Celebrating Women in the Security Sector: Police Captain Jeanne Sagno
Police Captain Jeanne Sagno has been with the Guinea National Police since 2008. She joined the police because she believes it serves an important role for public good—protecting people and their property, guaranteeing the security of state institutions, maintaining and restoring public order, and fighting criminality and gender-based violence.
In her more than decade-long service, two events have left an indelible mark on her: the rape of a 12-year-old girl who died from abortion complications and the case of a woman now permanently disabled from her husband’s domestic abuse. These events cemented her belief that women must be represented in the security sector in great numbers for community policing (police de proximité) to succeed. She says that because women constitute one of society’s vulnerable groups and are also victims of multiple forms of violence, they are best placed to provide actionable recommendations on how to guarantee the safety of women and their children.
As the Head of the Office of Protection of the Gender, Children and Morals (OPROGEM) Brigade at the Kaloum Police Commissariat in Conakry, Captain Sagno is doing her part.

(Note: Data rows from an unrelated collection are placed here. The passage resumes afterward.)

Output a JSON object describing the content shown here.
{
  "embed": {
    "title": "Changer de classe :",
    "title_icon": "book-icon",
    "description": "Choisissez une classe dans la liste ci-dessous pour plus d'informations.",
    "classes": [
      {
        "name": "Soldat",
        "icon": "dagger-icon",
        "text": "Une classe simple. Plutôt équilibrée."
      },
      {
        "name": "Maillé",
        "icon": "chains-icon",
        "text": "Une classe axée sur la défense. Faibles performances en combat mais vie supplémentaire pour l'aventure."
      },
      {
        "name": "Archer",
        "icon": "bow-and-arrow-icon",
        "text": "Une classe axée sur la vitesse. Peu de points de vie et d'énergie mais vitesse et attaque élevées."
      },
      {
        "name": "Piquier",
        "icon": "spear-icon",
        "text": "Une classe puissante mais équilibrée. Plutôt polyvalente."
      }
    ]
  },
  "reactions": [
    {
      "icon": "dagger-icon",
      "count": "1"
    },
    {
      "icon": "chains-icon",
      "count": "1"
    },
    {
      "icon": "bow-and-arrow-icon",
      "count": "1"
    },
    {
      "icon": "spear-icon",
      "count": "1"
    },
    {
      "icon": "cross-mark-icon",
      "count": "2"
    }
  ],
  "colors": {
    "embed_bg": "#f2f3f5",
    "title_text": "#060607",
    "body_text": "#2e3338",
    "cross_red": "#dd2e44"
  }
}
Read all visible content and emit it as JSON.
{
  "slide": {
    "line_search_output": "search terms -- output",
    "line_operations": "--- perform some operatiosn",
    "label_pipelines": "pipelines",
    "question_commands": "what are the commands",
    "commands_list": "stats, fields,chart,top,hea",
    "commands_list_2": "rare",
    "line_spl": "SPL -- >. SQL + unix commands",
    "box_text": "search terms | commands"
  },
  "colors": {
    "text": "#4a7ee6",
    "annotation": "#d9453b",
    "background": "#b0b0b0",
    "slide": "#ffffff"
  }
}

Through the Partners for Security in Guinea project, Sagno has partnered with civil society to inform women and youth of their legal rights and on how they can report violence against them to competent authorities, including the police. Her campaigning has led to higher number of reports filed as victims feel more empowered to go to the police.
Captain Sagno also serves as a Community Outreach Officer (or Policière Référente in French), a role that has taken her to many high school and university classrooms to educate students about the police. Her motto: Educate rather than punish.
She has also trained colleagues in the judicial police on conducting police searches or stops, handcuffing, and transporting suspects in ways that respect their human rights. Her training sessions have also included how to respectfully handle minors and peacefully manage protestors.
Captain Sagno looks forward to many more fruitful years serving her community, particularly women.